Причуда возвышает обреченность до знания.
Однажды в Париже я видел хавронью, огромную, как любая ваша мамаша и побег моей непристойной жалкой души, и я предложил ей закурить и цветок вина, и мы посидели средь молодых и плодоносных, и она понимала, что я вполне безумен, а я сказал мать я тебя люблю, люблю ту юность, что была тобой; я ее по-прежнему вижу, смерть нас не ограбит, ибо я прозреваю под воды. И мы выпили, и она, дурища поверила, а только это и требовалось, и отвела меня к себе в шкафчик, а не комнату, и сквозь вонь ее лет я занялся с нею такой любовью, что прикончила ту крохотную любовь, которая во мне еще осталась, и когда из Нью-Йорка написала Барбара, я воззрился на чернила, и разорвал его рьяность, и повернулся, и повернулся к моей хавронье, и сказал, дитя, всего-навсего дитя.
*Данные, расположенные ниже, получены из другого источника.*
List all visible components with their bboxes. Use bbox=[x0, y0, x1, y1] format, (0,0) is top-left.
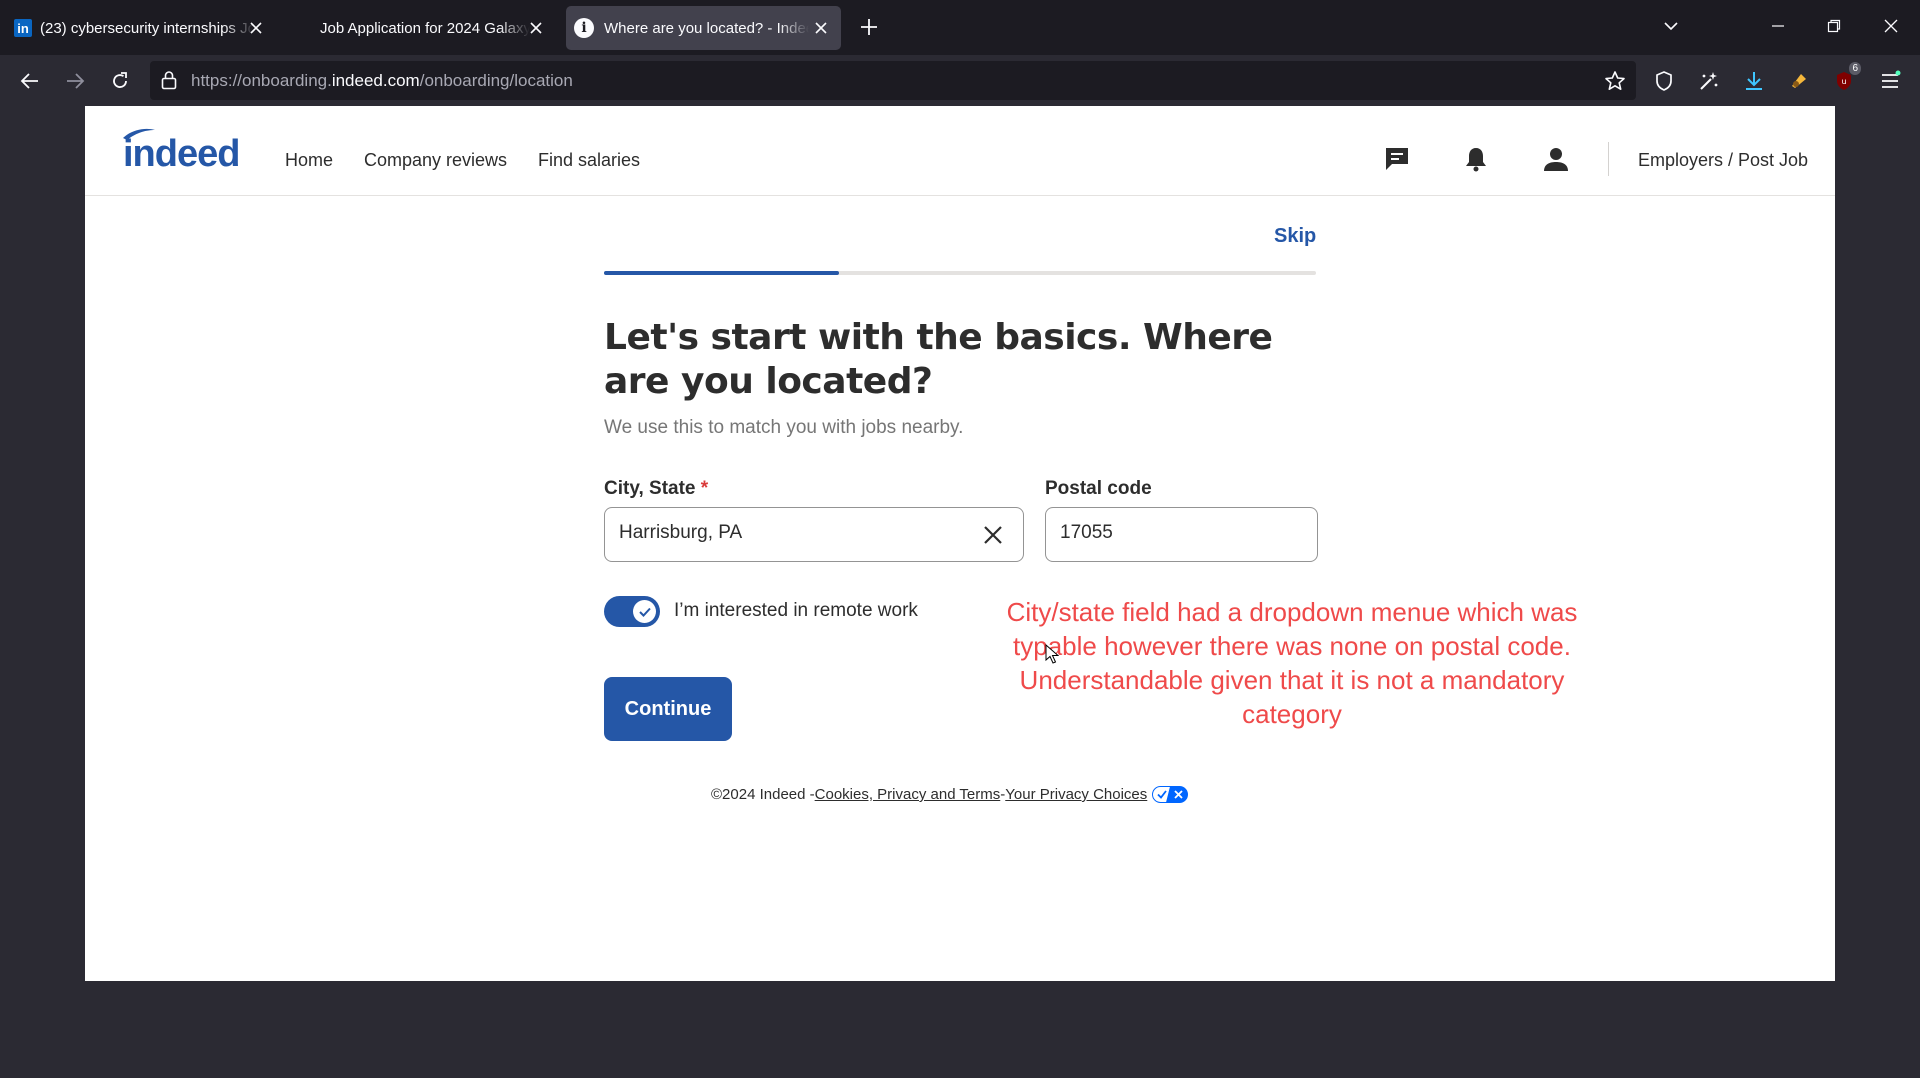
shield-icon[interactable] bbox=[1650, 67, 1678, 95]
messages-icon[interactable] bbox=[1382, 144, 1412, 174]
remote-work-toggle[interactable] bbox=[604, 596, 660, 627]
tab-linkedin[interactable]: in (23) cybersecurity internships Jo bbox=[8, 6, 276, 50]
svg-text:u: u bbox=[1841, 77, 1846, 86]
page-footer: ©2024 Indeed - Cookies, Privacy and Term… bbox=[711, 786, 1189, 803]
privacy-choices-toggle-icon bbox=[1152, 786, 1189, 803]
url-path: /onboarding/location bbox=[419, 71, 573, 90]
reload-icon[interactable] bbox=[106, 67, 134, 95]
extension-badge: 6 bbox=[1849, 62, 1861, 75]
bookmark-star-icon[interactable] bbox=[1604, 70, 1626, 97]
svg-text:indeed: indeed bbox=[123, 133, 239, 174]
site-header: indeed Home Company reviews Find salarie… bbox=[85, 106, 1835, 196]
footer-copyright: ©2024 Indeed - bbox=[711, 786, 815, 803]
sparkle-tools-icon[interactable] bbox=[1695, 67, 1723, 95]
tab-title: (23) cybersecurity internships Jo bbox=[40, 19, 255, 37]
postal-code-input[interactable] bbox=[1060, 522, 1360, 544]
close-tab-icon[interactable] bbox=[246, 18, 266, 38]
profile-person-icon[interactable] bbox=[1541, 144, 1571, 174]
new-tab-plus-icon[interactable] bbox=[858, 16, 880, 38]
minimize-icon[interactable] bbox=[1766, 14, 1790, 38]
tab-job-application[interactable]: Job Application for 2024 Galaxy bbox=[306, 6, 556, 50]
forward-arrow-icon[interactable] bbox=[61, 67, 89, 95]
restore-icon[interactable] bbox=[1822, 14, 1846, 38]
nav-home[interactable]: Home bbox=[285, 150, 333, 171]
indeed-logo[interactable]: indeed bbox=[117, 126, 257, 174]
nav-find-salaries[interactable]: Find salaries bbox=[538, 150, 640, 171]
close-tab-icon[interactable] bbox=[526, 18, 546, 38]
city-state-field[interactable] bbox=[604, 507, 1024, 562]
ublock-shield-icon[interactable]: u 6 bbox=[1830, 62, 1861, 95]
linkedin-icon: in bbox=[14, 19, 32, 37]
cookies-privacy-terms-link[interactable]: Cookies, Privacy and Terms bbox=[815, 786, 1001, 803]
progress-bar bbox=[604, 271, 1316, 275]
tab-title: Job Application for 2024 Galaxy bbox=[320, 19, 530, 37]
menu-icon[interactable] bbox=[1876, 67, 1904, 95]
page-viewport: indeed Home Company reviews Find salarie… bbox=[85, 106, 1835, 981]
clear-x-icon[interactable] bbox=[981, 523, 1005, 547]
checkmark-icon bbox=[633, 600, 656, 623]
postal-code-field[interactable] bbox=[1045, 507, 1360, 562]
back-arrow-icon[interactable] bbox=[16, 67, 44, 95]
nav-company-reviews[interactable]: Company reviews bbox=[364, 150, 507, 171]
tab-title: Where are you located? - Indeed bbox=[604, 19, 809, 37]
city-state-label-text: City, State bbox=[604, 478, 696, 499]
skip-link[interactable]: Skip bbox=[1274, 225, 1316, 248]
continue-button[interactable]: Continue bbox=[604, 677, 732, 741]
progress-bar-fill bbox=[604, 271, 839, 275]
close-window-icon[interactable] bbox=[1879, 14, 1903, 38]
url-host: indeed.com bbox=[331, 71, 420, 90]
page-heading: Let's start with the basics. Where are y… bbox=[604, 317, 1273, 402]
address-bar[interactable]: https://onboarding.indeed.com/onboarding… bbox=[150, 61, 1636, 100]
browser-tab-bar: in (23) cybersecurity internships Jo Job… bbox=[0, 0, 1920, 55]
lock-icon[interactable] bbox=[160, 70, 178, 95]
remote-work-label[interactable]: I’m interested in remote work bbox=[674, 600, 918, 622]
info-icon: i bbox=[574, 18, 594, 38]
close-tab-icon[interactable] bbox=[811, 18, 831, 38]
city-state-label: City, State * bbox=[604, 478, 708, 500]
screenshot-annotation: City/state field had a dropdown menue wh… bbox=[1006, 597, 1578, 729]
list-tabs-chevron-icon[interactable] bbox=[1662, 17, 1680, 40]
required-marker: * bbox=[700, 478, 709, 499]
tab-indeed-location[interactable]: i Where are you located? - Indeed bbox=[566, 6, 841, 50]
postal-code-label: Postal code bbox=[1045, 478, 1152, 499]
url-prefix: https://onboarding. bbox=[191, 71, 332, 90]
extension-icon[interactable] bbox=[1785, 67, 1813, 95]
notifications-bell-icon[interactable] bbox=[1461, 144, 1491, 174]
page-subtext: We use this to match you with jobs nearb… bbox=[604, 417, 964, 438]
privacy-choices-link[interactable]: Your Privacy Choices bbox=[1005, 786, 1147, 803]
downloads-icon[interactable] bbox=[1740, 67, 1768, 95]
city-state-input[interactable] bbox=[619, 522, 919, 544]
url-text: https://onboarding.indeed.com/onboarding… bbox=[191, 71, 573, 91]
header-divider bbox=[1608, 142, 1609, 176]
browser-toolbar: https://onboarding.indeed.com/onboarding… bbox=[0, 55, 1920, 106]
employers-post-job-link[interactable]: Employers / Post Job bbox=[1638, 150, 1808, 171]
mouse-cursor-icon bbox=[1045, 644, 1059, 664]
если б только мог я смыть смысл, как болячку, и хорошо б это животное в мудрости моей пожрало и изрыгнуло мой нежный мозг.
«Перед поэтами стоит громадная задача вернуть себе веру публики». Уоррен Дж. Френч, «ЭПОС», зима 1959 г.
Если бы мне досталась вера публики, я бы скорее всего присмотрелся к себе и поинтересовался, в чем и как я облажался. Не могу рассматривать поэзию как публичный проводник – и даже как существующий приватный проводник для немногих. Она меньше – когда у меня берет стихотворение журнал, печатающий так называемую качественную поэзию, я спрашиваю себя, где я облажался. Поэзия должна постоянно выходить из себя, прочь из теней и отражений. Столько дрянной поэзии пишется потому, что пишут ее как поэзию, а не как концепт. А публика поэзии не понимает потому, что там нечего понимать, а почему поэты так сочиняют – потому, что считают, будто понимают что-то. Нечего тут понимать или «возвращать». Нужно просто писать. Кому-то. Иногда. И не слишком часто.
хорошая скрипка стиснута муками, пианисты пьяны в затхлых барах; огни, огни, коты в переулках; дрыхнут попы, рядовые драят бомбовозы.
и вот, я извиняюсь перед смертью, что прожил так до гробовых ногтей, с книгами черепов и байками стервятников; мне надо б вписываться маслом, как тучка в край снаружности, но я помедлил глянуть на последнюю коленку из нейлона, на праздный лязг котов, на богохульство пищи и вина. Наполеон и Цицерон – читал о них и сеял всякое, что расцветает. Ах пусть, их много ль медлило у самого излома… оглядываясь, подавая знаки на побег, либо почтенья, или же измены? Я пялюсь в пропасть, в божьелики, в пылкие личины галлюцинации и вопрошаю… что ж я вообще тревожусь из-за севшего аккумулятора или за будущее Испании? нужно ль мне двери нынче на ночь закрывать?